Monsters and Critics columnist Liz Long recaps The Bachelorette, Season 16, Episode 7 with a little help from a glass of pinot (or two) …
Rose-Lovers, what the heck just happened? I mean, we were cruising right along on tonight’s episode!
Tayshia was being a kissing-bandit, asking all the right questions, and really allowing us to get to know these men! Heck, she even reminded me of the movie There’s Something About Mary in the way she had all the men lusting over her with her knack to make each man feel truly special.
And just like a ton of bricks that are as heavy as that gargantuan sundae “T” shared with Ivan, the ghost of Clare hit.
Tayshia Cancels the Cocktail Party!
“THE COCKTAIL PARTY IS CANCELED, BOYS!”
Eeks! Them’s fightin’ words we recognize all too well from previous episodes when Clare was our “Queen.”

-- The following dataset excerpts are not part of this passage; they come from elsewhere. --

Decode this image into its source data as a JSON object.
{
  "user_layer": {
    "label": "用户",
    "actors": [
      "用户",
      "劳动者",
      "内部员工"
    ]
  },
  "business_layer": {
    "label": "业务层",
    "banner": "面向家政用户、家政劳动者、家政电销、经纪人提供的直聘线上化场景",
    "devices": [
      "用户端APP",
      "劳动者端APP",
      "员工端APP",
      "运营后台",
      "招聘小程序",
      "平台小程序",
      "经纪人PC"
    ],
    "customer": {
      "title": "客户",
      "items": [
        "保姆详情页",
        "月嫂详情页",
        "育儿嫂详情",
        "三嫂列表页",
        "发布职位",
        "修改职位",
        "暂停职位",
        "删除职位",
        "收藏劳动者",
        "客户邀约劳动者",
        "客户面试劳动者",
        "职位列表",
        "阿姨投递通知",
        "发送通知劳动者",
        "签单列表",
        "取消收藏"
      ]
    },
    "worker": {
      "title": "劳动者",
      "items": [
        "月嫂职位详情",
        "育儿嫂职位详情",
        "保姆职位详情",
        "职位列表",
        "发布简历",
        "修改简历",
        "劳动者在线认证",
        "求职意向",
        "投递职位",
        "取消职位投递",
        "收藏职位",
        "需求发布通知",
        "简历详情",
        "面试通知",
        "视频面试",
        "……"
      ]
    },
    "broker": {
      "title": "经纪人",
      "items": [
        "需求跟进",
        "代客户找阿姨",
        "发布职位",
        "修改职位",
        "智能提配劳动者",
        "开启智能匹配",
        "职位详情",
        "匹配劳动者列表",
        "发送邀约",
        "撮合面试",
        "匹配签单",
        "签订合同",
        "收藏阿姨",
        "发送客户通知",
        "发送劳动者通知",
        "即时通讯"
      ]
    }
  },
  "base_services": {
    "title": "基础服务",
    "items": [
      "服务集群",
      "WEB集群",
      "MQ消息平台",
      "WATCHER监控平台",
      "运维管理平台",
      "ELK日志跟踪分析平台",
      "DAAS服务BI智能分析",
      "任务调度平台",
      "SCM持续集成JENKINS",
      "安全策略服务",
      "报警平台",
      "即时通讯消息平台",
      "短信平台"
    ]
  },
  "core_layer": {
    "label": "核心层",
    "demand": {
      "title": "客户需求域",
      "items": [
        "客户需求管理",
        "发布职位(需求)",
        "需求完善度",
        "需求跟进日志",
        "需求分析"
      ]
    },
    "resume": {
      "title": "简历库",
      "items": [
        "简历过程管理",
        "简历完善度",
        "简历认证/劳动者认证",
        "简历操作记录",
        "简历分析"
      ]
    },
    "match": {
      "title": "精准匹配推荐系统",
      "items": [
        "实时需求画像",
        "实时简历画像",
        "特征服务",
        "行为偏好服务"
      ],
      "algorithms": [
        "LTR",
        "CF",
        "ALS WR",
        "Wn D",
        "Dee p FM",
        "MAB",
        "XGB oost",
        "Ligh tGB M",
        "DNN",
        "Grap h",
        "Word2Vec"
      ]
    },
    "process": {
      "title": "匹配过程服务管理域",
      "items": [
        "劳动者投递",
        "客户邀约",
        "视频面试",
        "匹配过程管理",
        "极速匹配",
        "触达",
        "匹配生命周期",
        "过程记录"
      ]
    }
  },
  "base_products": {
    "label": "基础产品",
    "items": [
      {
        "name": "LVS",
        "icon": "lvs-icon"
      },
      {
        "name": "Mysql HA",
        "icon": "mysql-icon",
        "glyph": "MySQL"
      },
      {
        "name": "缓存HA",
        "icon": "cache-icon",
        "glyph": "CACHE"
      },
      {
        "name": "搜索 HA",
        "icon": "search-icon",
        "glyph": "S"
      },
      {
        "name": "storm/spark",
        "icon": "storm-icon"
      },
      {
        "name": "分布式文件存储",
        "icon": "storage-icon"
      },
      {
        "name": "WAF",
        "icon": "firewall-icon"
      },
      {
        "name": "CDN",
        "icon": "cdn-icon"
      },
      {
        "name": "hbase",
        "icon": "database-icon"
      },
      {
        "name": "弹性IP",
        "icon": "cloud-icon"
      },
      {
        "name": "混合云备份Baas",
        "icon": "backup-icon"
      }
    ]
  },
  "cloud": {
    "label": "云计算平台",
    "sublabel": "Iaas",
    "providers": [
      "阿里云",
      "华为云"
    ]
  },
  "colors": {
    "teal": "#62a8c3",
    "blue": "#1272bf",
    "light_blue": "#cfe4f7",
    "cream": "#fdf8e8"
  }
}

But, tonight, the reason for the canceled party wasn’t because of Dale tunnel-vision. Nope. Tonight’s canceled cocktail party was a result of that little troublemaker who Bennett refers to as “Young Noah.”
You see, Noah suggested to Tayshia that the other men in the house believe the only reason she gave Noah a rose was for the “show of it all,” thereby attacking her integrity. And much like Clare wasn’t having any of the guys besides Dale, Tayshia wasn’t having this.
Throw in about five “show ups” on Tayshia’s alone time with Ben tonight, and I’m left quivering.
Clare-Bear, is that you? Did you tell our Tayshia there is a quota to say the words “show up” this season? Did you tell her to cancel the cocktail party on a whim without giving the men any time to explain themselves? Did you tell her to emphasize the need for these men to be … “bold”?
Okay, okay. So it’s not as bad as it seems. It’s just that this emotional moment for Tayshia was out of character for her easy breezy attitude that we’ve come to know and love. I was afraid it might have even given our men a little pause … or at least a little flashback they could do without.
But I remain hopeful that Tayshia will continue being the lovable Bachelorette she is. She is too great all around, and it’s natural to have a little set back from time to time.
After all, we NEED this contrived drama because, otherwise, this just wouldn’t be The Bachelorette! I mean, come on, if the double secret mission where both Ben and Ed snuck out at 2:30 am to find Tayshia didn’t tip us off that production will stop at nothing for a little contrived humor, then may we all have our memberships to Bachelor Nation revoked!
By the way, those who went home tonight included the Boy Band manager, last week’s drama-starter Chasen, and two other guys whose names shall remain forever unknown.
On the other hand, the winners of the night were: 1) Zac C., the group rose winner, aka the Matthew McConaughey look-a-like who sounds a lot like Nick Viall; 2) Ivan, the one-on-one date winner, who displayed a depth we normally don’t see around these parts; and 3) Chris Harrison himself for his crab legs moment and willingness to share a bottle of red with Ed after Ed failed to find Tayshia’s presidential suite. Well played, Chris Harrison. Well played.
Next week, Bennett continues to stoop to levels he shouldn’t as he fights on another day with Young Noah. Bennett, you’re better than this drama. In case you forgot, it’s a new day. Tayshia’s our queen now. So step away. You are meant for more than your undoubted spot on Bachelor in Paradise.
Til’ next week, my Rose-Lovers! Let’s do the damn thing! Oh wait. That was Becca Kufrin’s season. And, yes, she appeared tonight and managed to sneak in the word “damn,” but I can only deal with one Bachelorette ghost at a time.
The Bachelorette airs on Tuesdays at 8/7c on ABC.